One possible solution to the above-described problem might appear to be to increase the temperature stability of the material forming the spacer disk. However, the movement forces and point loading described immediately above, especially in combination with severe road conditions, may be too adverse even for the most advanced material to withstand for the life of the vehicle.

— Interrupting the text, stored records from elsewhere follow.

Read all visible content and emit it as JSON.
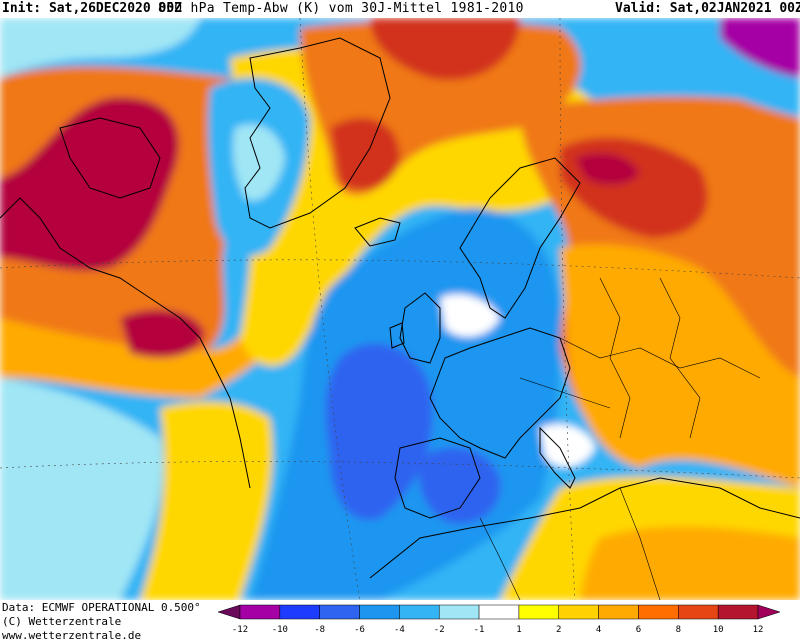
{
  "header": {
    "init": "Init: Sat,26DEC2020 00Z",
    "title": "850 hPa Temp-Abw (K) vom 30J-Mittel 1981-2010",
    "valid": "Valid: Sat,02JAN2021 00Z"
  },
  "footer": {
    "data_source": "Data: ECMWF OPERATIONAL 0.500°",
    "copyright": "(C) Wetterzentrale",
    "website": "www.wetterzentrale.de"
  },
  "legend": {
    "colors": [
      "#6a0a5a",
      "#a500a5",
      "#1e3cff",
      "#2e64f0",
      "#1e96f0",
      "#32b4f5",
      "#a0e6f5",
      "#ffffff",
      "#ffff00",
      "#ffd200",
      "#ffaa00",
      "#ff6e00",
      "#e64614",
      "#b4142d",
      "#a0005a"
    ],
    "labels": [
      "-12",
      "-10",
      "-8",
      "-6",
      "-4",
      "-2",
      "-1",
      "1",
      "2",
      "4",
      "6",
      "8",
      "10",
      "12"
    ]
  },
  "anomaly_palette": {
    "deep_warm": "#b4003c",
    "warm_red": "#d2321e",
    "orange": "#f07814",
    "light_orange": "#ffaa00",
    "yellow": "#ffd700",
    "near_zero": "#ffffff",
    "light_blue": "#a0e6f5",
    "cyan": "#32b4f5",
    "blue": "#1e96f0",
    "mid_blue": "#2e64f0",
    "deep_cold": "#a500a5"
  }
}
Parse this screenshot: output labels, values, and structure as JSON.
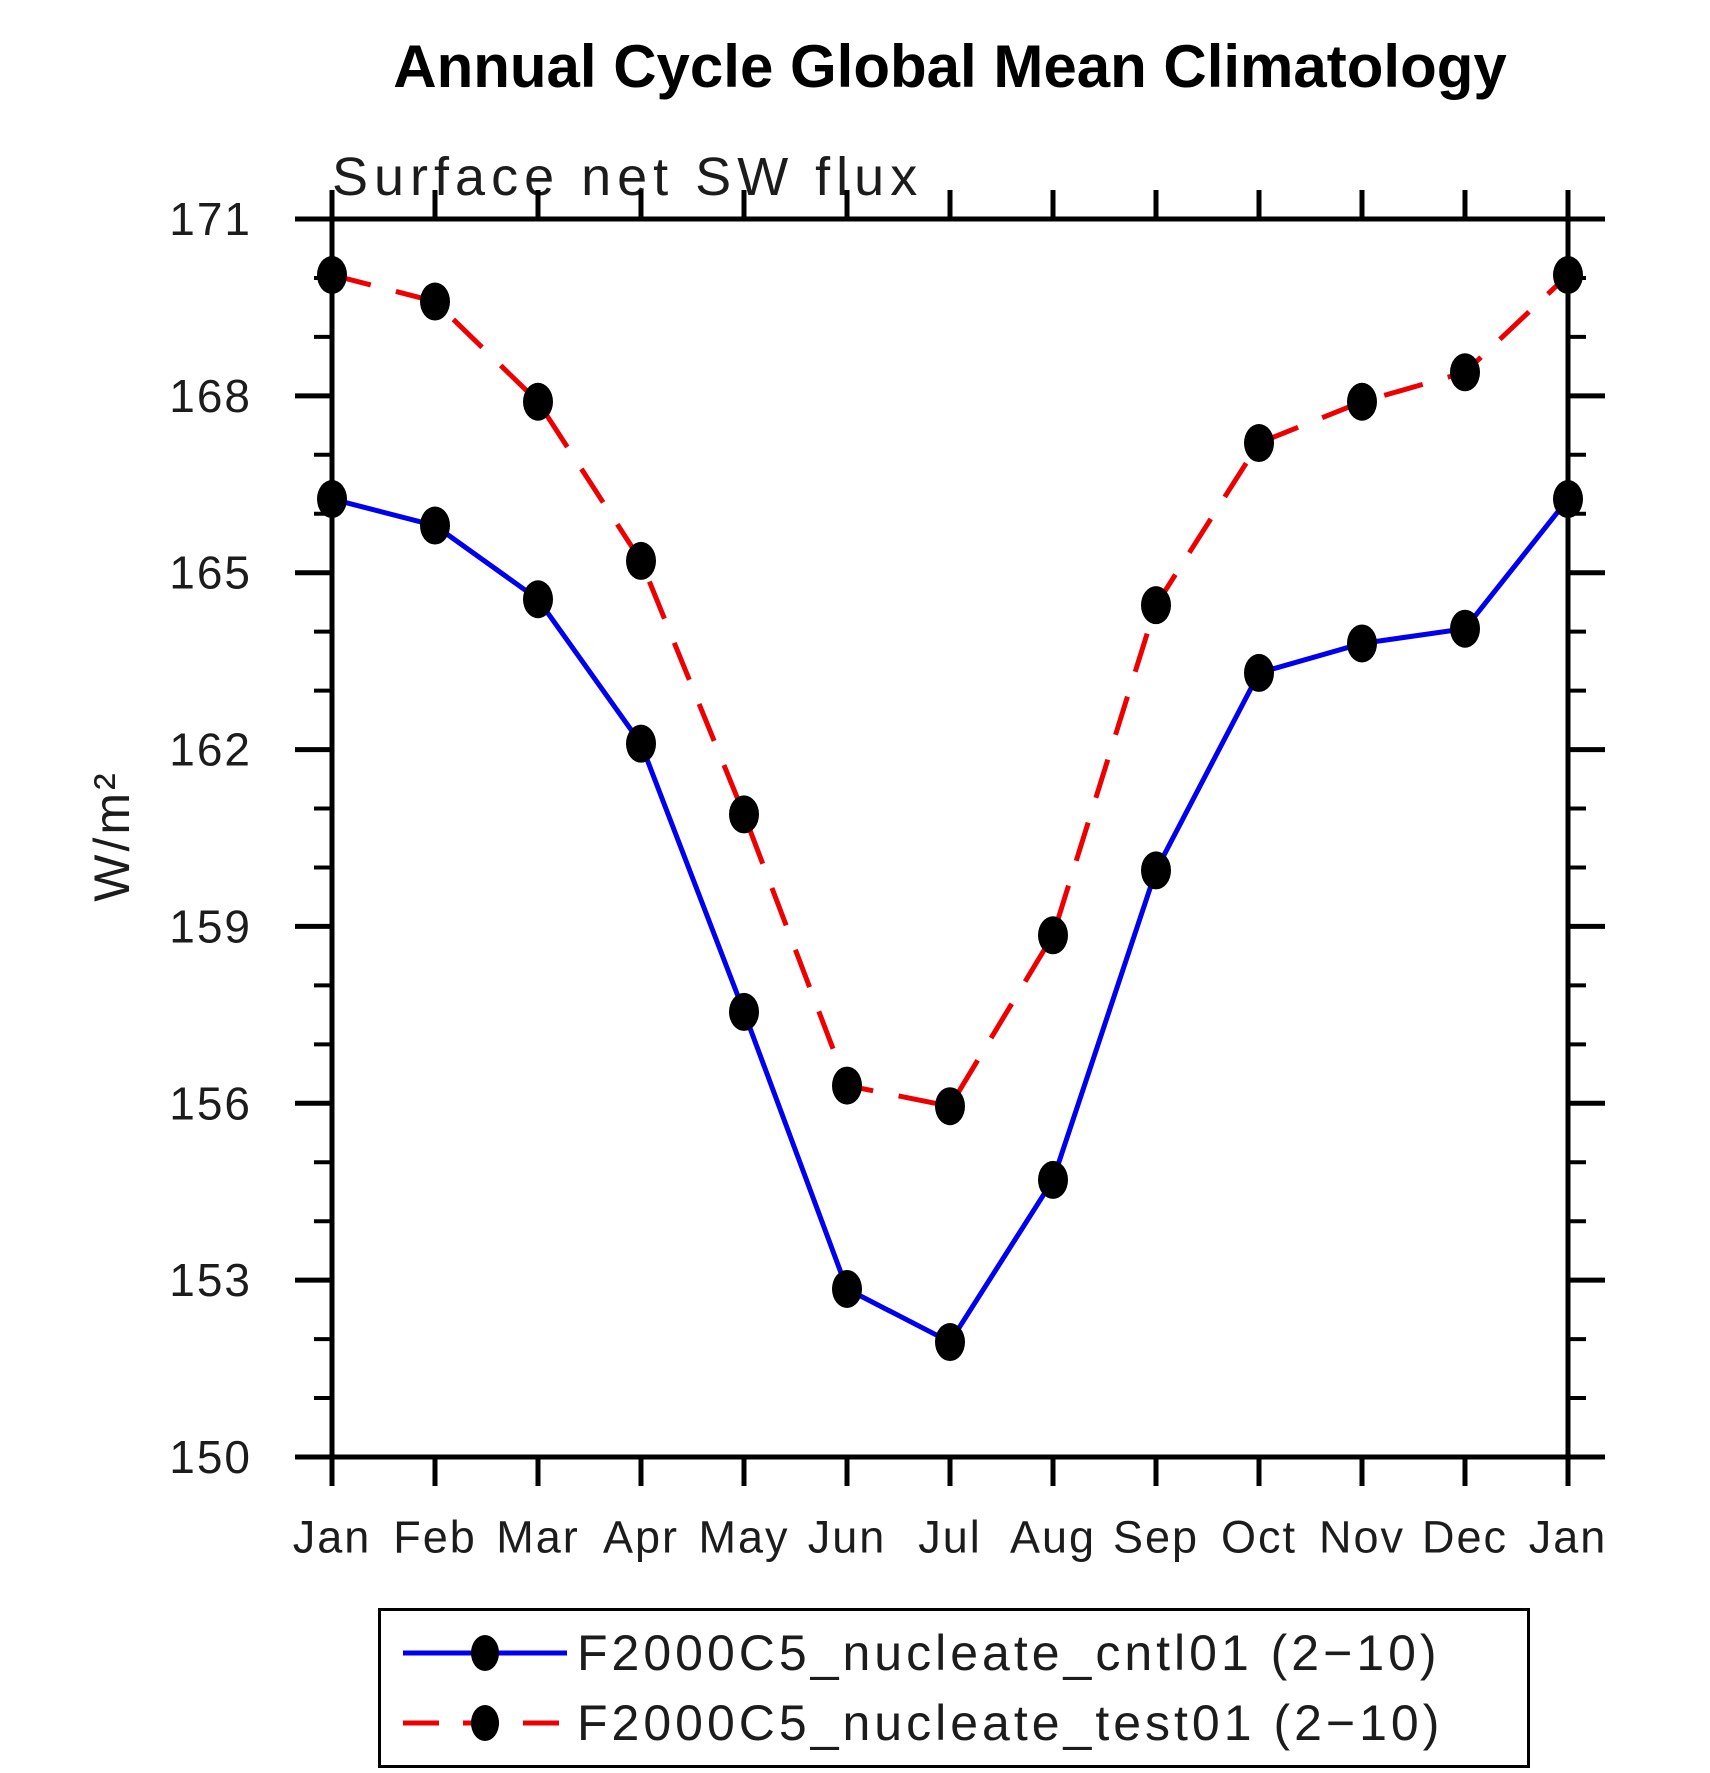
{
  "header": {
    "title": "Annual Cycle Global Mean Climatology",
    "subtitle": "Surface net SW flux"
  },
  "chart_data": {
    "type": "line",
    "title": "Annual Cycle Global Mean Climatology",
    "subtitle": "Surface net SW flux",
    "xlabel": "",
    "ylabel": "W/m²",
    "categories": [
      "Jan",
      "Feb",
      "Mar",
      "Apr",
      "May",
      "Jun",
      "Jul",
      "Aug",
      "Sep",
      "Oct",
      "Nov",
      "Dec",
      "Jan"
    ],
    "series": [
      {
        "name": "F2000C5_nucleate_cntl01 (2−10)",
        "style": "solid",
        "color": "#0000ee",
        "values": [
          166.25,
          165.8,
          164.55,
          162.1,
          157.55,
          152.85,
          151.95,
          154.7,
          159.95,
          163.3,
          163.8,
          164.05,
          166.25
        ]
      },
      {
        "name": "F2000C5_nucleate_test01 (2−10)",
        "style": "dashed",
        "color": "#ee0000",
        "values": [
          170.05,
          169.6,
          167.9,
          165.2,
          160.9,
          156.3,
          155.95,
          158.85,
          164.45,
          167.2,
          167.9,
          168.4,
          170.05
        ]
      }
    ],
    "marker": {
      "shape": "filled-circle",
      "color": "#000000"
    },
    "ylim": [
      150,
      171
    ],
    "yticks_major": [
      150,
      153,
      156,
      159,
      162,
      165,
      168,
      171
    ],
    "ytick_minor_step": 1,
    "grid": false,
    "legend_position": "bottom",
    "axis_color": "#000000"
  }
}
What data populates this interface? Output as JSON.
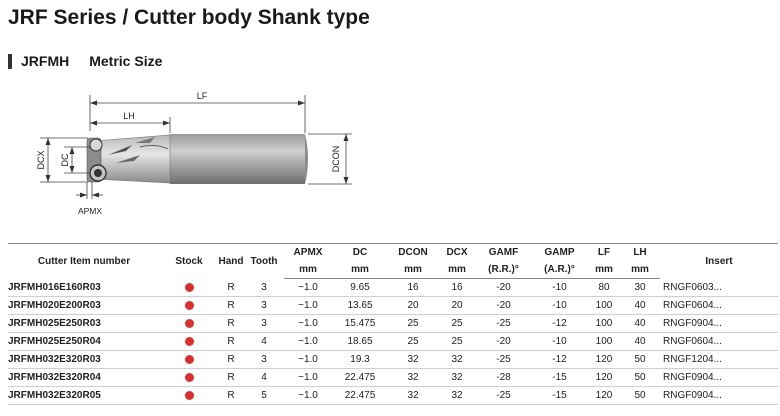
{
  "title": "JRF Series / Cutter body Shank type",
  "subtitle": {
    "code": "JRFMH",
    "label": "Metric Size"
  },
  "diagram": {
    "lf": "LF",
    "lh": "LH",
    "dcx": "DCX",
    "dc": "DC",
    "dcon": "DCON",
    "apmx": "APMX"
  },
  "table": {
    "headers": {
      "item": "Cutter Item number",
      "stock": "Stock",
      "hand": "Hand",
      "tooth": "Tooth",
      "apmx": "APMX",
      "dc": "DC",
      "dcon": "DCON",
      "dcx": "DCX",
      "gamf": "GAMF",
      "gamp": "GAMP",
      "lf": "LF",
      "lh": "LH",
      "insert": "Insert",
      "u_apmx": "mm",
      "u_dc": "mm",
      "u_dcon": "mm",
      "u_dcx": "mm",
      "u_gamf": "(R.R.)°",
      "u_gamp": "(A.R.)°",
      "u_lf": "mm",
      "u_lh": "mm"
    },
    "stock_color": "#d6312f",
    "rows": [
      {
        "item": "JRFMH016E160R03",
        "hand": "R",
        "tooth": "3",
        "apmx": "~1.0",
        "dc": "9.65",
        "dcon": "16",
        "dcx": "16",
        "gamf": "-20",
        "gamp": "-10",
        "lf": "80",
        "lh": "30",
        "insert": "RNGF0603..."
      },
      {
        "item": "JRFMH020E200R03",
        "hand": "R",
        "tooth": "3",
        "apmx": "~1.0",
        "dc": "13.65",
        "dcon": "20",
        "dcx": "20",
        "gamf": "-20",
        "gamp": "-10",
        "lf": "100",
        "lh": "40",
        "insert": "RNGF0604..."
      },
      {
        "item": "JRFMH025E250R03",
        "hand": "R",
        "tooth": "3",
        "apmx": "~1.0",
        "dc": "15.475",
        "dcon": "25",
        "dcx": "25",
        "gamf": "-25",
        "gamp": "-12",
        "lf": "100",
        "lh": "40",
        "insert": "RNGF0904..."
      },
      {
        "item": "JRFMH025E250R04",
        "hand": "R",
        "tooth": "4",
        "apmx": "~1.0",
        "dc": "18.65",
        "dcon": "25",
        "dcx": "25",
        "gamf": "-20",
        "gamp": "-10",
        "lf": "100",
        "lh": "40",
        "insert": "RNGF0604..."
      },
      {
        "item": "JRFMH032E320R03",
        "hand": "R",
        "tooth": "3",
        "apmx": "~1.0",
        "dc": "19.3",
        "dcon": "32",
        "dcx": "32",
        "gamf": "-25",
        "gamp": "-12",
        "lf": "120",
        "lh": "50",
        "insert": "RNGF1204..."
      },
      {
        "item": "JRFMH032E320R04",
        "hand": "R",
        "tooth": "4",
        "apmx": "~1.0",
        "dc": "22.475",
        "dcon": "32",
        "dcx": "32",
        "gamf": "-28",
        "gamp": "-15",
        "lf": "120",
        "lh": "50",
        "insert": "RNGF0904..."
      },
      {
        "item": "JRFMH032E320R05",
        "hand": "R",
        "tooth": "5",
        "apmx": "~1.0",
        "dc": "22.475",
        "dcon": "32",
        "dcx": "32",
        "gamf": "-25",
        "gamp": "-15",
        "lf": "120",
        "lh": "50",
        "insert": "RNGF0904..."
      }
    ]
  }
}
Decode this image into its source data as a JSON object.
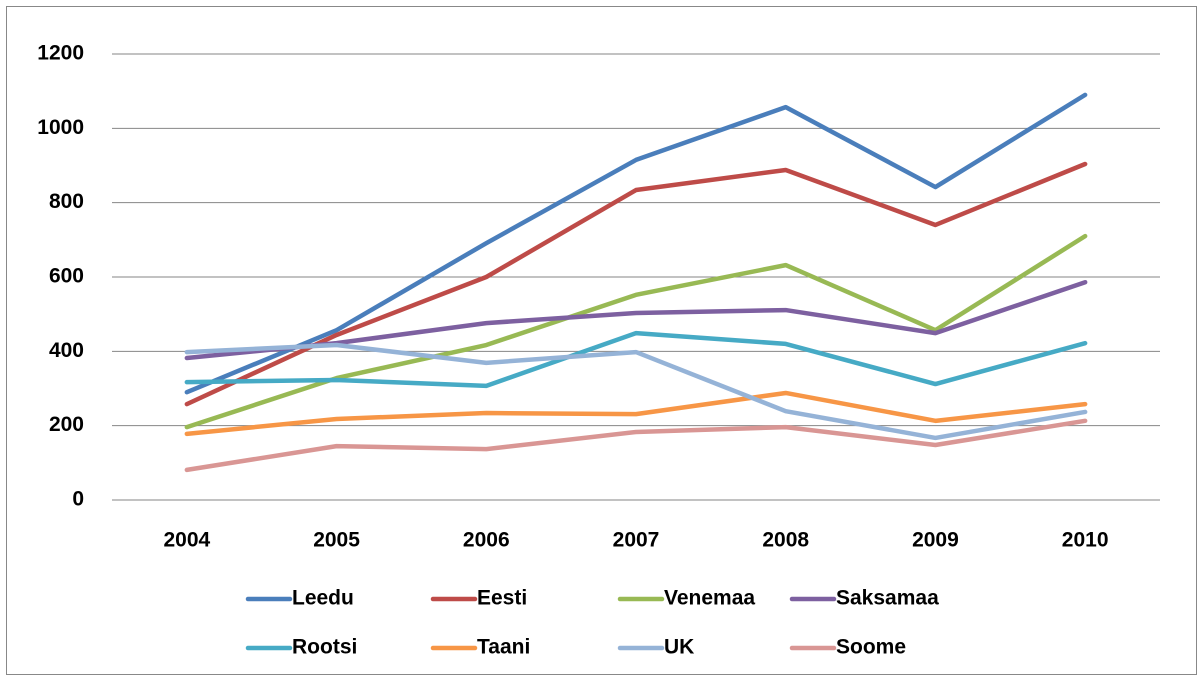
{
  "chart_data": {
    "type": "line",
    "categories": [
      "2004",
      "2005",
      "2006",
      "2007",
      "2008",
      "2009",
      "2010"
    ],
    "series": [
      {
        "name": "Leedu",
        "color": "#4a7ebb",
        "values": [
          290,
          457,
          691,
          915,
          1057,
          842,
          1090
        ]
      },
      {
        "name": "Eesti",
        "color": "#be4b48",
        "values": [
          258,
          444,
          600,
          834,
          888,
          740,
          904
        ]
      },
      {
        "name": "Venemaa",
        "color": "#98b954",
        "values": [
          196,
          328,
          417,
          552,
          632,
          457,
          710
        ]
      },
      {
        "name": "Saksamaa",
        "color": "#7d60a0",
        "values": [
          382,
          422,
          476,
          503,
          511,
          449,
          586
        ]
      },
      {
        "name": "Rootsi",
        "color": "#46aac5",
        "values": [
          317,
          323,
          307,
          449,
          420,
          312,
          422
        ]
      },
      {
        "name": "Taani",
        "color": "#f79646",
        "values": [
          178,
          218,
          234,
          231,
          288,
          213,
          258
        ]
      },
      {
        "name": "UK",
        "color": "#95b3d7",
        "values": [
          398,
          417,
          369,
          398,
          239,
          167,
          237
        ]
      },
      {
        "name": "Soome",
        "color": "#d99694",
        "values": [
          81,
          145,
          137,
          183,
          196,
          148,
          213
        ]
      }
    ],
    "ylim": [
      0,
      1200
    ],
    "yticks": [
      0,
      200,
      400,
      600,
      800,
      1000,
      1200
    ],
    "grid": true,
    "legend": "bottom"
  }
}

The present invention contemplates combining a load dissipation structure or structures with a conventional spacer disk, to comprise a spacer apparatus of individual components working in cooperation. The present invention further contemplates an integral one-piece spacer apparatus that generally eliminates relative movement between the bushing assembly and the spacer disk. More particularly, one embodiment of the spacer apparatus of the present invention minimizes or prevents the above-described relative movement between the bushing assembly and the spacer disk and transfers that relative motion to movement between the improved spacer apparatus and the frame hanger. This movement relocation significantly reduces the loads between the bushing mounting tube and the spacer disk. Two other embodiments of the present invention increase the bearing area of the material in direct contact with the spacer disk from the relatively thin edge of the bushing mounting tube to a substantially planar area of a load dissipation structure. Thus, in a vehicle roll situation, this greater planar area moves in concert with the bushing assembly and directly contacts the spacer disk, instead of the relatively thin, sharp edge of the mounting tube contacting the spacer disk. This arrangement of parts greatly reduces the force on the spacer disk from a line or point-type of contact force and into more of a flat, dispersed type of force. Thus, even though the temperatures generated by the gyrating bushing assembly still may approach the maximum that the spacer disk material can withstand, excessive wear and resultant damage to the disk will be minimized or eliminated because the forces acting on the disk are dispersed and therefore relatively low at any one point on the disk.
As a result of the improved spacer apparatus of the present invention, the spacer disk can protect the frame hanger, and the suspension assembly can operate in a normal manner without the significant possibility of mechanical lock-up with the frame hanger, and the resulting chance of damage to the hanger and the axle/suspension system.